Fin Markowitz

We present two results. Part I is the first machine-checked formalization of Markowitz (1952) mean-variance optimization in Lean 4, covering the Merton (1972) closed-form solution, two-fund separation, the efficient frontier, and the Capital Market Line. The formalization comprises 29 Lean 4 statements (0 sorry, 0 axioms) across 6 files: 10 substantive algebraic verifications (Merton constraint satisfaction, GMV optimality, frontier parabola, two-fund combination), 8 structural lemmas (KKT rearrangements, Euler decomposition identities), and 11 definitional identities confirming type-level consistency.

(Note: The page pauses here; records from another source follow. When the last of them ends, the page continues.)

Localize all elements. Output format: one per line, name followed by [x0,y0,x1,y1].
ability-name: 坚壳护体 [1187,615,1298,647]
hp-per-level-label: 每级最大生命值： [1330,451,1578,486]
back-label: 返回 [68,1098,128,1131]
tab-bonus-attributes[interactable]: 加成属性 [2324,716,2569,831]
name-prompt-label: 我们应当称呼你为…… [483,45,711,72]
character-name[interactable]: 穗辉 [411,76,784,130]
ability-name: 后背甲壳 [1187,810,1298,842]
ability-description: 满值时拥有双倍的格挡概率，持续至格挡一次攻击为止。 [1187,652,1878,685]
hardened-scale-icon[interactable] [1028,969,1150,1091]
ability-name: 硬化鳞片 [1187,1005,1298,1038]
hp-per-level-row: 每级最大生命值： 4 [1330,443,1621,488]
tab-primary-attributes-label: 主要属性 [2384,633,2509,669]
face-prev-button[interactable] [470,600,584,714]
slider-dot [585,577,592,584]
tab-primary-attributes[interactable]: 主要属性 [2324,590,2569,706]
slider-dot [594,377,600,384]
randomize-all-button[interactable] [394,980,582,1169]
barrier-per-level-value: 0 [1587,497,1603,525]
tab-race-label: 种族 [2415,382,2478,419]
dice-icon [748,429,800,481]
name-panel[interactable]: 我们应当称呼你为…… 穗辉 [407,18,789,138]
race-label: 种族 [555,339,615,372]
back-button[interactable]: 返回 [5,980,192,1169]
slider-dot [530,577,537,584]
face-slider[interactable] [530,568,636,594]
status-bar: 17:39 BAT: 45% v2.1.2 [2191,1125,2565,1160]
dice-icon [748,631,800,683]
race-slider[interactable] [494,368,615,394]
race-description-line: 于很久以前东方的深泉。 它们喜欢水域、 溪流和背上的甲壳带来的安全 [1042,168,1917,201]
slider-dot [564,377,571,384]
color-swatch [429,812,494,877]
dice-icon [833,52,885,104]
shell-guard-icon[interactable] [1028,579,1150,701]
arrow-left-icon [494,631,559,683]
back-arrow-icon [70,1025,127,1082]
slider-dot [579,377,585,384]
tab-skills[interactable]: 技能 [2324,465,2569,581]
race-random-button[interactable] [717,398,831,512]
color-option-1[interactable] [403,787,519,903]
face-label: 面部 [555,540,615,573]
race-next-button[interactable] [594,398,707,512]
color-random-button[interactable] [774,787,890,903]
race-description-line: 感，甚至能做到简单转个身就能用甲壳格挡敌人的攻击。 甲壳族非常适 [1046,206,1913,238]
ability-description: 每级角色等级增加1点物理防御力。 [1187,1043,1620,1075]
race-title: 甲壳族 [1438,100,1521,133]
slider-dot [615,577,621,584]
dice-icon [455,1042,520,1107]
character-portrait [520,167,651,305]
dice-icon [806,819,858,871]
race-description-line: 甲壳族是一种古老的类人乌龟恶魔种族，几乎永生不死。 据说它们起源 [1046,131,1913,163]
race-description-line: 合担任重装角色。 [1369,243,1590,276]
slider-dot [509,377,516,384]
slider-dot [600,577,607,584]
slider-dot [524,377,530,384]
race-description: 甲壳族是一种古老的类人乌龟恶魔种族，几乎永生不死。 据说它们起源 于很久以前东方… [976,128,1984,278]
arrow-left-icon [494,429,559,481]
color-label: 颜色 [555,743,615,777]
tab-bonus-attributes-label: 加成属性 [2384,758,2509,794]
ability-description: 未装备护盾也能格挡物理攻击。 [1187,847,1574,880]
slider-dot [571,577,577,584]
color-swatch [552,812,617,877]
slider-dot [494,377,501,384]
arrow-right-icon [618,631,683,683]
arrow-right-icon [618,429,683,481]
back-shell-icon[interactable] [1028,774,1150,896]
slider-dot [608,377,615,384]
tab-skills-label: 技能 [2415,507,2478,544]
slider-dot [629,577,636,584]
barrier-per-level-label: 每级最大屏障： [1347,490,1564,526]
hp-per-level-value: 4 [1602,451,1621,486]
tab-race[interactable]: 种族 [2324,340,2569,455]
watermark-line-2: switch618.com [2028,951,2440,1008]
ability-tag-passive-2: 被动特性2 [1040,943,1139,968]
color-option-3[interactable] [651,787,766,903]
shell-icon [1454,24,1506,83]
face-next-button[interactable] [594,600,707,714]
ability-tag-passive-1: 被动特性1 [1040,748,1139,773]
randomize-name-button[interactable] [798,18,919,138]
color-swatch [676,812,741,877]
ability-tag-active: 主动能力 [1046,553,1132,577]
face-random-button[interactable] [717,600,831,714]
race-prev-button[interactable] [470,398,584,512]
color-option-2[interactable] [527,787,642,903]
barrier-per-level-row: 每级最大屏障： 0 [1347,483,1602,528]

Part II extends the framework from mean-variance to mean-CVaR using the Spectral Fenton Distribution (Nagy, 2026a). Classical mean-variance optimization minimizes \(w^T \Sigma w\), a symmetric measure that penalizes upside and downside equally. We replace variance with Conditional Value-at-Risk (CVaR), a coherent risk measure that captures tail risk. The key obstacle --- that CVaR has no closed form for correlated lognormal portfolios --- is resolved by the Spectral Fenton Distribution, which provides an analytic CVaR from 128 Fourier coefficients. We derive the analytic gradient \(\partial \text{CVaR}_\alpha / \partial w_i\) via the chain rule through the characteristic function, enabling gradient-based mean-CVaR optimization without Monte Carlo simulation. For a 5-asset portfolio, the analytic gradient is \(\sim\)21\(\times\) faster than finite-difference Monte Carlo; for larger portfolios, the speedup grows linearly with \(n\) due to the \(O(n)\) analytic gradient versus \(O(n)\) Monte Carlo reruns. The mean-CVaR efficient frontier is non-parabolic and asymmetric, reflecting the lognormal tail structure that mean-variance optimization ignores. The ES kernel underlying the gradient is Lean-verified; the chain rule through the product characteristic function is an analytic derivation whose algebraic structure (linearity, scale invariance) is formalized but whose full measure-theoretic content is not machine-checked.